A query about server configuration for combining 4x A100 and 4x L40S to run on the same server led to a discussion about the creation of an app to convert enterprise unstructured data into datasets for fine tuning LLMs in the #ai-general-chat channel. User @aristokratic.eth explored the idea and @fanahova encouraged him to look into similar existing solutions.
The #ai-event-announcements channel featured an update on the release of a recent podcast episode by @latentspacepod, highlighting top startups from NeurIPS 2023, including companies led by @jefrankle, @lqiao, @amanrsanger, @AravSrinivas, @WilliamBryk, @jeremyphoward, Joel Hestness, @ProfJasonCorso, Brandon Duderstadt, @lantiga, and @JayAlammar. Links to the podcast were provided - Podcast Tweet and Podcast Page.
Noteworthy AI research papers of 2023 were proposed by @eugeneyan in the #llm-paper-club channel for the reading group’s consideration, mainly with a focus on large language models. A link to the selection of these papers was provided.

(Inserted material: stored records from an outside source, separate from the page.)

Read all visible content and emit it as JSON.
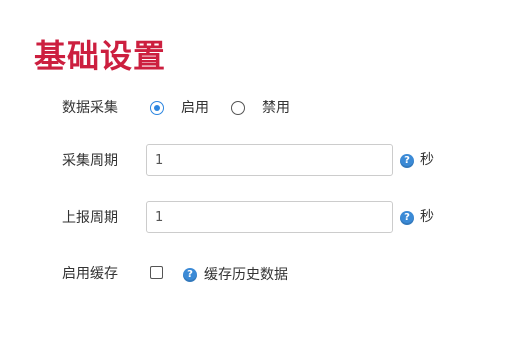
{
  "page": {
    "title": "基础设置"
  },
  "data_collection": {
    "label": "数据采集",
    "options": [
      {
        "label": "启用",
        "checked": true
      },
      {
        "label": "禁用",
        "checked": false
      }
    ]
  },
  "collection_period": {
    "label": "采集周期",
    "value": "1",
    "unit": "秒",
    "help_icon": "question-icon"
  },
  "report_period": {
    "label": "上报周期",
    "value": "1",
    "unit": "秒",
    "help_icon": "question-icon"
  },
  "enable_cache": {
    "label": "启用缓存",
    "checked": false,
    "help_icon": "question-icon",
    "help_text": "缓存历史数据"
  },
  "colors": {
    "title": "#cc1f3f",
    "accent": "#2d86e0",
    "help_icon": "#3b8ad6"
  }
}
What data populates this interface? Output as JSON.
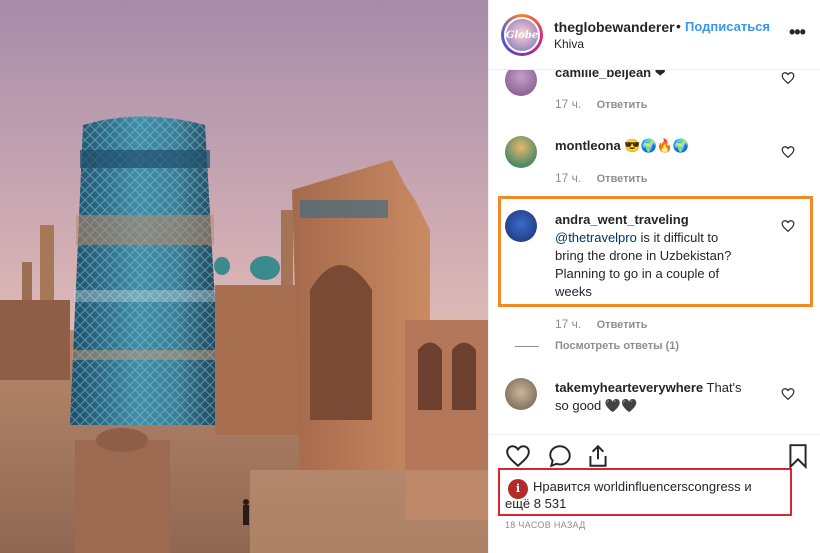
{
  "post": {
    "username": "theglobewanderer",
    "dot": "•",
    "follow_label": "Подписаться",
    "location": "Khiva",
    "avatar_text": "Globe",
    "more_icon": "more-horizontal-icon"
  },
  "comments": [
    {
      "username": "camille_beljean",
      "text": "❤",
      "age": "17 ч.",
      "reply_label": "Ответить"
    },
    {
      "username": "montleona",
      "text": "😎🌍🔥🌍",
      "age": "17 ч.",
      "reply_label": "Ответить"
    },
    {
      "username": "andra_went_traveling",
      "mention": "@thetravelpro",
      "text_line1": "is it difficult to",
      "text_line2": "bring the drone in Uzbekistan?",
      "text_line3": "Planning to go in a couple of",
      "text_line4": "weeks",
      "age": "17 ч.",
      "reply_label": "Ответить",
      "view_replies": "Посмотреть ответы (1)"
    },
    {
      "username": "takemyhearteverywhere",
      "text_line1": "That's",
      "text_line2": "so good 🖤🖤"
    }
  ],
  "actions": {
    "like_icon": "heart-icon",
    "comment_icon": "comment-icon",
    "share_icon": "share-icon",
    "save_icon": "bookmark-icon"
  },
  "likes": {
    "prefix": "Нравится",
    "liker": "worldinfluencerscongress",
    "conj": "и",
    "line2": "ещё 8 531",
    "avatar_text": "i"
  },
  "timestamp": "18 ЧАСОВ НАЗАД",
  "colors": {
    "link": "#3897f0",
    "highlight_orange": "#f08a24",
    "highlight_red": "#d9262c"
  }
}
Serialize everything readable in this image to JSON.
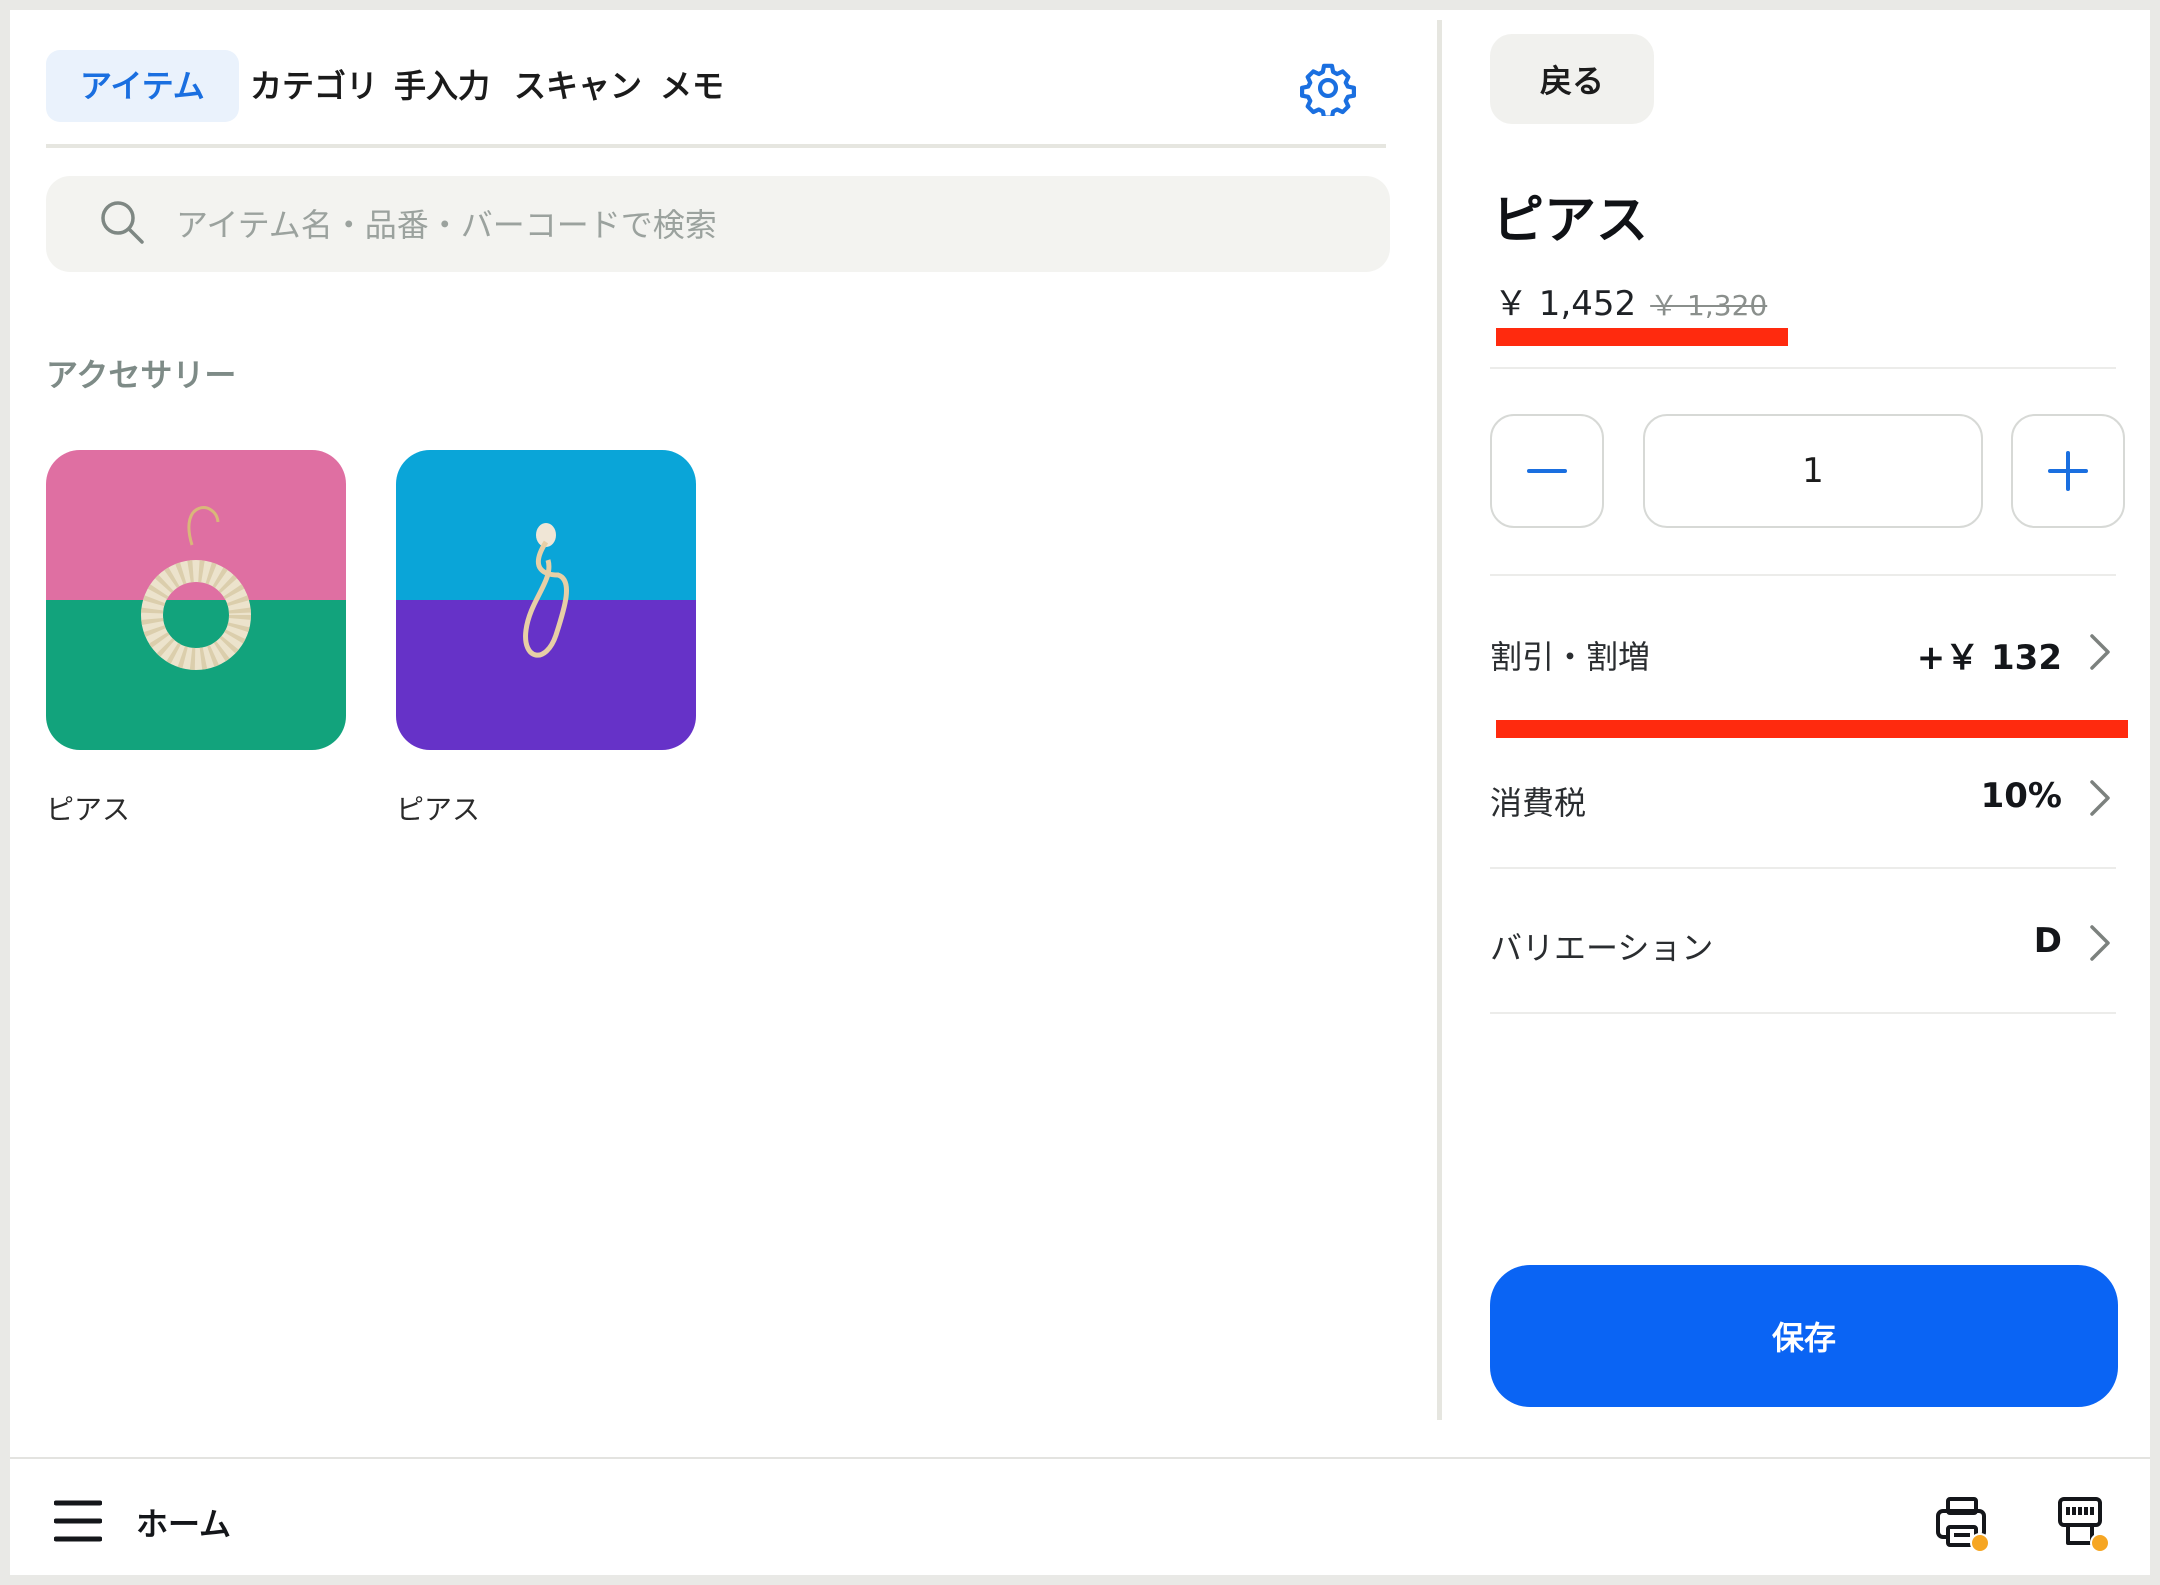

Latent Space Channel Summaries

▷ #ai-general-chat (4 messages):

Possibility of Server Configuration: User @aristokratic.eth inquired the feasibility of having 4x A100 and 4x L40S on the same server.
Building an App for Unstructured Data: @aristokratic.eth is considering the development of an application that could convert enterprise unstructured data into datasets for fine tuning LLMs. He asked for the community’s thoughts on the product-market fit for this idea.
@fanahova suggested @aristokratic.eth to research similar applications, indicating that such a solution might already exist in the market.
Consequently, @aristokratic.eth asked for references to such existing solutions for further examination.

▷ #ai-event-announcements (1 messages):

NeurIPS 2023 Recap — Top Startups: @swyxio announced the release of the latest pod from @latentspacepod, which covers NeurIPS 2023’s top startups. Notable participants include:
- @jefrankle: Chief Scientist, MosaicML
- @lqiao: CEO, Fireworks AI
- @amanrsanger: CEO, Anysphere (Cursor)
- @AravSrinivas: CEO, Perplexity
- @WilliamBryk: CEO, Metaphor
- @jeremyphoward: CEO, AnswerAI
- Joel Hestness: Principal Scientist, @CerebrasSystems
- @ProfJasonCorso: CEO, Voxel51
- Brandon Duderstadt: CEO, @nomic_ai (GPT4All)
- @lantiga: CTO, Lightning.ai
- @JayAlammar: Engineering Fellow, Cohere The podcast can be accessed via the provided links: Podcast Tweet and Podcast Page.

Links mentioned:

Tweet from Latent Space Podcast (@latentspacepod): 🆕 NeurIPS 2023 Recap — Top Startups! https://www…

▷ #llm-paper-club (1 messages):

AI Research Paper Recommendations: @eugeneyan shared a link to a list of 10 noteworthy AI research papers from 2023. He suggested these papers for the reading group and pointed out that their focus is mainly on large language models. His selection criteria for these papers were based on his personal enjoyment or their impact in the field.

Links mentioned:

Ten Noteworthy AI Research Papers of 2023: This year has felt distinctly different. I’ve…

Skunkworks AI Discord Summary

Only 1 channel had activity, so no need to summarize…

caviterginsoy: https://arxiv.org/abs/2305.11243

MLOps @Chipro Discord Summary

Only 1 channel had activity, so no need to summarize…

CheXNet Model Deployment Issue: User @taher_3 is facing difficulties with deploying a pretrained chexnet model from CheXNet-Keras. They are encountering a problem where every loaded model produces the same prediction as the first image for all subsequent images. They are seeking help from anyone that has faced a similar issue.